Spectral Spatial Fluctuations of CMBR: Strategy and Concept of the Experiment

TL;DR

This paper proposes a strategy for detecting spectral spatial fluctuations in the CMBR caused by primordial atoms, detailing an experimental setup and simulation results that suggest feasible detection limits and future observational prospects.

Contribution

It introduces a novel experimental approach and simulation for detecting SSF in CMBR, focusing on early reionization redshifts and specific spectral line interactions.

Findings

Expected SSF amplitude of 2x10^{-5} to 2x10^{-6} for HeH+ at z=20-30

Simulation indicates SSF can be recognized with S/N as low as 1.17 in angular power spectrum

Experiment can set upper limits on SSF in the millimeter band

Abstract

Spectral Spatial Fluctuations (SSF) of the Cosmic Microwave Background Radiation (CMBR) temperature are considered as a result of an interaction of primordial atoms and molecules with CMBR in proto-objects moving with peculiar velocities relative to the CMBR. Expected optimistic values of $\Delta T/T$ are 2x10^{-5}--2x10^{-6}$ for SSF caused by HeH$^+$ at z =20-30 which are possible redshifts of early reionization scenario. The bandwidth of the lines is 0.1-2% depending on the scale of proto-objects and redshifts. For the SSF search CMBR maps in different spectral channels are to be observed and then processed by the Difference method.

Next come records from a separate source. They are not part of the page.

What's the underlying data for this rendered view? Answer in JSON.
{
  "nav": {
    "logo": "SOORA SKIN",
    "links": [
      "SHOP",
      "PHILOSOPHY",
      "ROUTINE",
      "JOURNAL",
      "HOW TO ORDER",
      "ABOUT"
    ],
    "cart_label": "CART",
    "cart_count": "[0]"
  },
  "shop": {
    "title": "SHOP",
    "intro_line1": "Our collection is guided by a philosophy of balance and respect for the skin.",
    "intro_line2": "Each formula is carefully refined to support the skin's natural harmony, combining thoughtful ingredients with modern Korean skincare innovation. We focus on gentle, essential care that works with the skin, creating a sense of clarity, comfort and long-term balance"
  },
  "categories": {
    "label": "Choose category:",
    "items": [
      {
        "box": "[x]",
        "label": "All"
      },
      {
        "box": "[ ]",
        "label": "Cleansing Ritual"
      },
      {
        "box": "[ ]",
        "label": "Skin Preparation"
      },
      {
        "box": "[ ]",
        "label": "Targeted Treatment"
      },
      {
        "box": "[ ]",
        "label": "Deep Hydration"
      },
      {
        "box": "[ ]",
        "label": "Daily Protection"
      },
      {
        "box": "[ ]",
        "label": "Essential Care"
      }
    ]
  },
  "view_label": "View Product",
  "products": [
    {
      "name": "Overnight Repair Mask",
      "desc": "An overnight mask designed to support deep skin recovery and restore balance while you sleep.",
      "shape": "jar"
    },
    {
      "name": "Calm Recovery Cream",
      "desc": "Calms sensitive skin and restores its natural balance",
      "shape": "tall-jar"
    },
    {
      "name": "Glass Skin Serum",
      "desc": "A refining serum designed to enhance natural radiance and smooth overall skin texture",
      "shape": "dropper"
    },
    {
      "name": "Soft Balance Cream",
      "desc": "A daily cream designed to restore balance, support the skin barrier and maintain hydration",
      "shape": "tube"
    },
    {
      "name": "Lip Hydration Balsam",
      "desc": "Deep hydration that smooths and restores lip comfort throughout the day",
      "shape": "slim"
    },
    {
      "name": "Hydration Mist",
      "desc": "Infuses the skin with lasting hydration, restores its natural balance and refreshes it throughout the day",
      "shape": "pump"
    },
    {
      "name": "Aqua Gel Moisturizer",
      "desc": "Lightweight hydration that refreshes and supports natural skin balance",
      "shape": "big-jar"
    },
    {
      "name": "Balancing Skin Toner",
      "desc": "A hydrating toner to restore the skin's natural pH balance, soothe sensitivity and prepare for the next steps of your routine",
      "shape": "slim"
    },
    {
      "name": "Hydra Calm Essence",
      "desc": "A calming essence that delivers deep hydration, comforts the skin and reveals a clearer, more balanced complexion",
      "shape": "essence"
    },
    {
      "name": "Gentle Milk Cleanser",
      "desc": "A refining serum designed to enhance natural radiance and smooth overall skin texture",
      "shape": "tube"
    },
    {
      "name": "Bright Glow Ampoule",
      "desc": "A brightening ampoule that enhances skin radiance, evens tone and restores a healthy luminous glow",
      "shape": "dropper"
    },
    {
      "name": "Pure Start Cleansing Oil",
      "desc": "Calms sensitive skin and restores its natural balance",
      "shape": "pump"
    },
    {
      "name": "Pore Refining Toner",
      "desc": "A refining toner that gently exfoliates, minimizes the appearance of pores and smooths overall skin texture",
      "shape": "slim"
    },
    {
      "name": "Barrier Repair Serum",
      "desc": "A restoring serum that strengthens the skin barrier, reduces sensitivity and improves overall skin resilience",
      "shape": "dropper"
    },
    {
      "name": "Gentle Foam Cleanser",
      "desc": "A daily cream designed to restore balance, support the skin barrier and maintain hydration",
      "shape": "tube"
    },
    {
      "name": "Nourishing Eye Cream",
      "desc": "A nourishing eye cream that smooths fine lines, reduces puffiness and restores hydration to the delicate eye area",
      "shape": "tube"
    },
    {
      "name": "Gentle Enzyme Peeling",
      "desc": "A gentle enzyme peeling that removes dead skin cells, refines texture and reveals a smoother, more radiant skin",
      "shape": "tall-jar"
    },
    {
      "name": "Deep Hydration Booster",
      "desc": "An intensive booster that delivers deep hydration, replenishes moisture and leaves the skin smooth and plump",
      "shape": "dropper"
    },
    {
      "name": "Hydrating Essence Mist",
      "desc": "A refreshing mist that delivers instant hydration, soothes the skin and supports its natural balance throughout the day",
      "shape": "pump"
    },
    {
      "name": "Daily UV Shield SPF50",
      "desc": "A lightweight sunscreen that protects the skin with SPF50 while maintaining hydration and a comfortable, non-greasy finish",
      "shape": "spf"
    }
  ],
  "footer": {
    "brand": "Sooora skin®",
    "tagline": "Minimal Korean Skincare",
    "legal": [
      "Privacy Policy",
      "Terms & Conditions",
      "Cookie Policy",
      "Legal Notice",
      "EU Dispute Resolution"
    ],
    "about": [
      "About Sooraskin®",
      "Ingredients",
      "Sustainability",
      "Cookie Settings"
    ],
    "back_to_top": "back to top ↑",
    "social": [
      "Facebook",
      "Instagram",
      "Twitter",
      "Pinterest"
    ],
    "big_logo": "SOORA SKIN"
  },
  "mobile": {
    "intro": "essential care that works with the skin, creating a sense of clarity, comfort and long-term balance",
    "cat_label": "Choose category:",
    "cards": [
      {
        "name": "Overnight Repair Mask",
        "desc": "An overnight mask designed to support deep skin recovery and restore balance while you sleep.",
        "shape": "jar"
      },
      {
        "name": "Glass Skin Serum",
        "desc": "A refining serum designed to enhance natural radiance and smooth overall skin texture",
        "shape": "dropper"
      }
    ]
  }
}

Simulation of the experiment is made for MSRT (Tuorla Observatory, Finland) equipped with a 7x4 beam cryo-microbolometer array with a chopping flat and frequency multiplexer providing up to 7 spectral channels in each beam (88-100 GHz). Expected $\Delta $T/T limit in the experiment is 2x10 $^{-5}$ with 6'-7' angular and 2% frequency resolution. Simulation shows that SSF may be recognized in the angular power spectrum when S/N in single frequency CMBR maps is as small as 1.17 or even something less for white noise. Such an experiment gives us a possibility to set upper limit of SSF in MM band and prepare future SSF observations.